Creating OT modules for thumbroll app

thumbroll is the platform to find and learn about medical techniques and procedures. At the beginning, there were textbooks. Then, there was video. Today, there is thumbroll.”

Understanding this evolution of learning led entrepreneur Ariella Salimpour to create thumbroll, a free app that provides step-by-step instruction of medical skills and procedures. Many health care trainees need to visually learn medical procedures in order to understand them. While YouTube is filled with these types of instructional videos, they are often unreliable, poorly edited and not validated by health-care professionals.

Seeing this resource gap, Salimpour contacted reputed, academic medical centers to create and provide the validated content for the app. She also decided early on not to use video in favor of still photography so that the visual focus would only be on the critical steps of each procedure. Washington University School of Medicine was one of the first schools across the nation to participate in the project with full support from the dean, chancellor and provost.

“We began the app’s development at the School of Medicine with a pilot program in December 2016 and quickly gained traction with the medical students and residents at WashU and other U.S. institutions. In fact, we received such unanimously positive feedback that we launched thumbroll for free on the App Store and Google Play store in January 2017,” Salimpour says.

Since the launch, Mike Awad, MD, PhD, FACS, director of the Washington University Institute for Surgical Education, and his colleagues have been working with Salimpour to create content for trainee and patient/client education. In September 2017, Awad reached out to the Program in Occupational Therapy to participate in the project. Program leaders M. Carolyn Baum, PhD, OTR, FAOTA, Steve Taff, PhD, OTR/L, FNAP, FAOTA, and Vicki Kaskutas, OTD, OTR/L, FAOTA, met with Salimpour to discuss creating the first occupational therapy (OT) modules for the app.

Kaskutas, who serves as the assistant director of education evaluation and quality for the Program, took the lead on the project. Working with students Rose McAndrew, MSOT, OTR/L, CHT, and Stephanie Kibby, OTD/S ’18, Kaskutas has scripted and designed 13 goniometry of the hand modules for thumbroll. The first module in this series went live on March 7, and Kaskutas already has a list of other OT-related skills and procedures her team would like to do.

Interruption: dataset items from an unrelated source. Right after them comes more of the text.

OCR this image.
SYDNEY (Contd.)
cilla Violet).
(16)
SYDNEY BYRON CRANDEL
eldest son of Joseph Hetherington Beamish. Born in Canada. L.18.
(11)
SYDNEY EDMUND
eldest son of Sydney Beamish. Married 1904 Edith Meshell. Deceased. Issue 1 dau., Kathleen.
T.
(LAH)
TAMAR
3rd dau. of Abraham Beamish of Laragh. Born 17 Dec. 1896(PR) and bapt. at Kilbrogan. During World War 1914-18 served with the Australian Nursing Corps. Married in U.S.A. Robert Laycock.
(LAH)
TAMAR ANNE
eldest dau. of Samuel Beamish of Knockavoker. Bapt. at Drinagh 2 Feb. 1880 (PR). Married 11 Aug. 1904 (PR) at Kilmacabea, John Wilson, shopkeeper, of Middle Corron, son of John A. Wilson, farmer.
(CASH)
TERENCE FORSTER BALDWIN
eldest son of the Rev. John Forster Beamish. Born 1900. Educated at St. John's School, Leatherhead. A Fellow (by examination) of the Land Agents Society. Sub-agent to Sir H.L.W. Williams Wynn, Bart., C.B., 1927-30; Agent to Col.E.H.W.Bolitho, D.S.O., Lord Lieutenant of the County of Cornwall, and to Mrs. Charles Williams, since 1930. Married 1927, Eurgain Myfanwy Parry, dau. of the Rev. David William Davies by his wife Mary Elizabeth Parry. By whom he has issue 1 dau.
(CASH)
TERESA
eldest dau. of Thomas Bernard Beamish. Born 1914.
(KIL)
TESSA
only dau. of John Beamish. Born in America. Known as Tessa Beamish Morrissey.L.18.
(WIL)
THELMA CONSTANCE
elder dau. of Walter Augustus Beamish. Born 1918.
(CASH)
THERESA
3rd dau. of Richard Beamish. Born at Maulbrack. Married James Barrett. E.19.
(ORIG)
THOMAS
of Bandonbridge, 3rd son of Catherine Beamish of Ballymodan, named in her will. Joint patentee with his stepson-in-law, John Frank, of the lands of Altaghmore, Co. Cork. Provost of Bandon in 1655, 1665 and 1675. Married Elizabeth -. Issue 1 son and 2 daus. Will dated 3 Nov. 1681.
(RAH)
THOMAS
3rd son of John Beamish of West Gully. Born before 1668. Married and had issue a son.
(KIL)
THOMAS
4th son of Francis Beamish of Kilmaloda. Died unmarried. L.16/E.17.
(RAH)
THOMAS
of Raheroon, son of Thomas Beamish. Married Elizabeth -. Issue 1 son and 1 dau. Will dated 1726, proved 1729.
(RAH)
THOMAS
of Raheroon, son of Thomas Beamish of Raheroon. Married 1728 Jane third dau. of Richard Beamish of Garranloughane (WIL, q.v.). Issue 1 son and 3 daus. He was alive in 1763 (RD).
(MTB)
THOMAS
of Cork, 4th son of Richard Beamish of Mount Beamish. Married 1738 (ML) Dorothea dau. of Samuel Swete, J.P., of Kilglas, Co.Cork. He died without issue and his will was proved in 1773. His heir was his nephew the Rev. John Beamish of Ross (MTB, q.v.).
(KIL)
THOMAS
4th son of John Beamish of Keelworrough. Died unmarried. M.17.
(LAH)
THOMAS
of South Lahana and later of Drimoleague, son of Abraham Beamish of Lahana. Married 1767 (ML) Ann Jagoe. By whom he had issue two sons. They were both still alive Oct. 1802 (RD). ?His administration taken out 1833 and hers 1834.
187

Salimpour is enthusiastic about the future collaborations with Kaskutas. “The options are endless in terms of the amount of occupational therapy content we can create together.”

Beyond creating OT content, Kaskutas also has plans to conduct research in her Innovations in Education scholarship group on thumbroll’s usage, adoption and effectiveness.

“OTs administer many evaluations and perform a wide-range of clinical skills. thumbroll reminds OT students and practicing clinicians of the specific steps that must be followed to insure that evaluations and interventions are safe, accurate and effective,” Kaskutas says.